Если уныние – это зловонные миазмы, отравляющие мозг, то изысканная грусть больше похожа на павлиний хвост, окрашенный в яркие синие и сочные зеленые цвета.
Это были строки из книги Чарльза Дарвина «О выражении эмоций у человека и животных» (1872 год). Он заметил, что грусть проявляется одинаково во всех культурах. Возникает соблазн дать некое эволюционистское объяснение этому повсеместному чувству. Увы, в работах на эту тему из области антропологии и исследований эволюции основное внимание уделяется депрессии, подавленности, тоске – а это не совсем то, о чем мы ведем речь. Могу заявить вам с немного мрачной ответственностью, что разница между элегантной грустью и тоской зеленой это как разница между приятным опьянением и сыпным тифом. Во многих эволюционных теориях предлагается адаптивная шкала для измерения депрессии, но ни в одной из них, насколько мне известно, не говорится о том, что от уныния можно получать удовольствие.
Если уныние это зловонные миазмы, отравляющие мозг, то изысканная грусть больше похожа на павлиний хвост, окрашенный в яркие синие и сочные зеленые цвета. Это что, тоже универсально? На данный вопрос антропология не дает определенного ответа. Но это состояние безусловно находит свое отражение в великом множестве культур.
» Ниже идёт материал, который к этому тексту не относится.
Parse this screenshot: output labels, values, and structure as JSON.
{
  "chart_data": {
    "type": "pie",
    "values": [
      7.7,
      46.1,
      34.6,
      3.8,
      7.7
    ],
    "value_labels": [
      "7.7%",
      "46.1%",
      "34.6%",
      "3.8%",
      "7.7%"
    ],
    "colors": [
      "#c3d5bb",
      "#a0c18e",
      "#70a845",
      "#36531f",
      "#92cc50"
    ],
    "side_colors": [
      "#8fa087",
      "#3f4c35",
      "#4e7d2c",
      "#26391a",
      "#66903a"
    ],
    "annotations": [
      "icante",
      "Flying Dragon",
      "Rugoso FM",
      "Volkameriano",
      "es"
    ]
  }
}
Это такая печаль, которая обозначается японской фразой «моно но аварэ» (печальное очарование вещей). Это колдовская простота тех музыкальных традиций, которые пришли из Африки в Новый Свет под названием блюз. Это смесь силы, энергичности, жалости и меланхолии, которую этнолог и культуролог Клод Леви-Стросс (Клод Леви-Стросс) нашел в Бразилии, а потом емко передал в названии своей работы о путешествии по этой стране «Печальные тропики» (1955 г.) В этом заключается откровение «Энеиды» Вергилия, когда он оглядывается на свою неспокойную жизнь, а потом смотрит в будущее на те беды, которые ждут его впереди. Sunt lacrimae rerum (Есть слезы для чужих бед – слезы сочувствия). Но говорит он это не трагически, не безнадежно. Это парадоксальное заявление о красоте мира.
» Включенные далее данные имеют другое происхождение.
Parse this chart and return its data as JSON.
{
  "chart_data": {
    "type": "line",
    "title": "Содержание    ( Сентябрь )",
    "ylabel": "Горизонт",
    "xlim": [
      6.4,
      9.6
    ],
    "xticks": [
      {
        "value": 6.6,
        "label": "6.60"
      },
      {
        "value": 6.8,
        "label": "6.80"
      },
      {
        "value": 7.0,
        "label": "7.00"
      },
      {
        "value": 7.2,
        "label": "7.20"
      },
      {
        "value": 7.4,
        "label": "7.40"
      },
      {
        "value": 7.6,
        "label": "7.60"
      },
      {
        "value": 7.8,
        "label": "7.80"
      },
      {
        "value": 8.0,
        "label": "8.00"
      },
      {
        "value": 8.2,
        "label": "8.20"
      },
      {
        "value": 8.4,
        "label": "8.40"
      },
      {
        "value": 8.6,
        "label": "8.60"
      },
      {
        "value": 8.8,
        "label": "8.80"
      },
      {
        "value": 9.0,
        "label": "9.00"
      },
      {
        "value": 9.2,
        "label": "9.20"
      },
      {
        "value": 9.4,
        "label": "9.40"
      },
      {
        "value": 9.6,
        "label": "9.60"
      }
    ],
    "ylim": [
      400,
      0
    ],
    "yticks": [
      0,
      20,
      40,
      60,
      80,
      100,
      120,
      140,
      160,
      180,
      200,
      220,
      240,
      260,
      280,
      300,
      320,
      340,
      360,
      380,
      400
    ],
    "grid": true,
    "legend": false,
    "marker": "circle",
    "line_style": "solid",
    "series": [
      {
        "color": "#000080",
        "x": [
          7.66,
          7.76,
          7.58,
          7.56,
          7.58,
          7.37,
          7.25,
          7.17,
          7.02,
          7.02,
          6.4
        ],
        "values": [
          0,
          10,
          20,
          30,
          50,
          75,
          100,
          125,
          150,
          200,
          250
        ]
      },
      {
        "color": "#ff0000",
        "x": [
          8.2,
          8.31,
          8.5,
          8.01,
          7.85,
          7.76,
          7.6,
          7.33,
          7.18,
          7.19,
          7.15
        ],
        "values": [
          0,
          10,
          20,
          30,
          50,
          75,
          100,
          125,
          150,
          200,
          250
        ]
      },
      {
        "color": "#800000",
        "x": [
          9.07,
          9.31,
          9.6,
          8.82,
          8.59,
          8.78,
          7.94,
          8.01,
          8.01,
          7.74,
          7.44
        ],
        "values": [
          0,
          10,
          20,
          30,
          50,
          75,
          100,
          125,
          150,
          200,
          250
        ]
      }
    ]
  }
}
Конечно, можно провести «анализ затрат и результатов» в отношении той грусти, о которой я веду здесь речь. Мы можем предположить, что это сигнал о наличии у человека душевных сил, свободного времени и чувствительности, которые позволяют ему грустить. Тем самым мы ссылаемся на модель гандикапа, предложенную эволюционистами. Данную гипотезу впервые выдвинул в 1975 году израильский эволюционный биолог Амоц Захави (Amotz Zahavi). Ее главная идея состоит в том, что экстравагантные особенности, такие как массивные рога у оленя или хвост у павлина весьма полезны, потому что они выставлены напоказ, кажутся очень дорогими и причиняют неудобство владельцу. Они как бы говорят: я сильный, у меня отличные гены, я могу таскать все это на себе как яркую и, между прочим, очень красивую обузу, прикрепленную к моему телу.
Согласно такой модели, печаль – это своего рода показное потребление. Чтобы хмуриться, надо сильнее напрягать мышцы, и наверное, в этом весь смысл. Это сигнал о нашей способности разбазаривать имеющийся у нас ресурс именно путем разбазаривания. Жить и быть счастливым может любой дурак. Но чтобы жить и грустить, требуется гораздо больше сил.
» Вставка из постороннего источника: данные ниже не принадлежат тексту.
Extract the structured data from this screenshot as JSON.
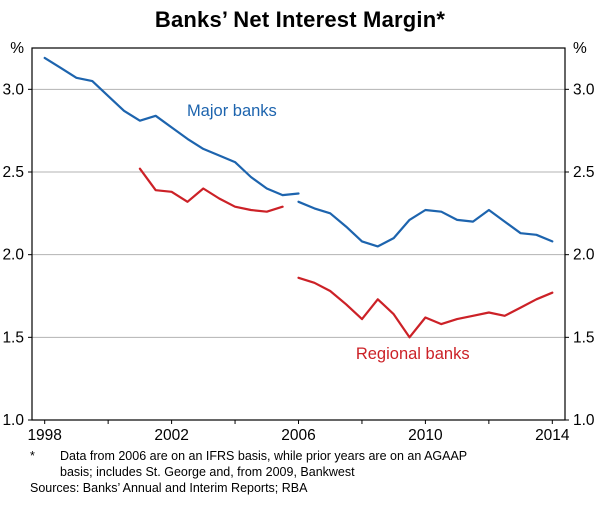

И все равно в таком анализе теряется самый важный аспект данного чувства. Он не в том, что такое чувство требует усилий, а в том, что оно прекрасно. Счастье это прелесть, но некоторые разновидности грусти имеют доступ к такой красоте, какой счастливому не познать никогда.
Адам Робертс – преподаватель английской литературы, работающий в Королевском колледже Холлоуэй, а также автор произведений научной фантастики. Его последняя книга называется «Двадцать триллионов лье под водой (Twenty Trillion Leagues Under the Sea ). Он живет недалеко от Лондона.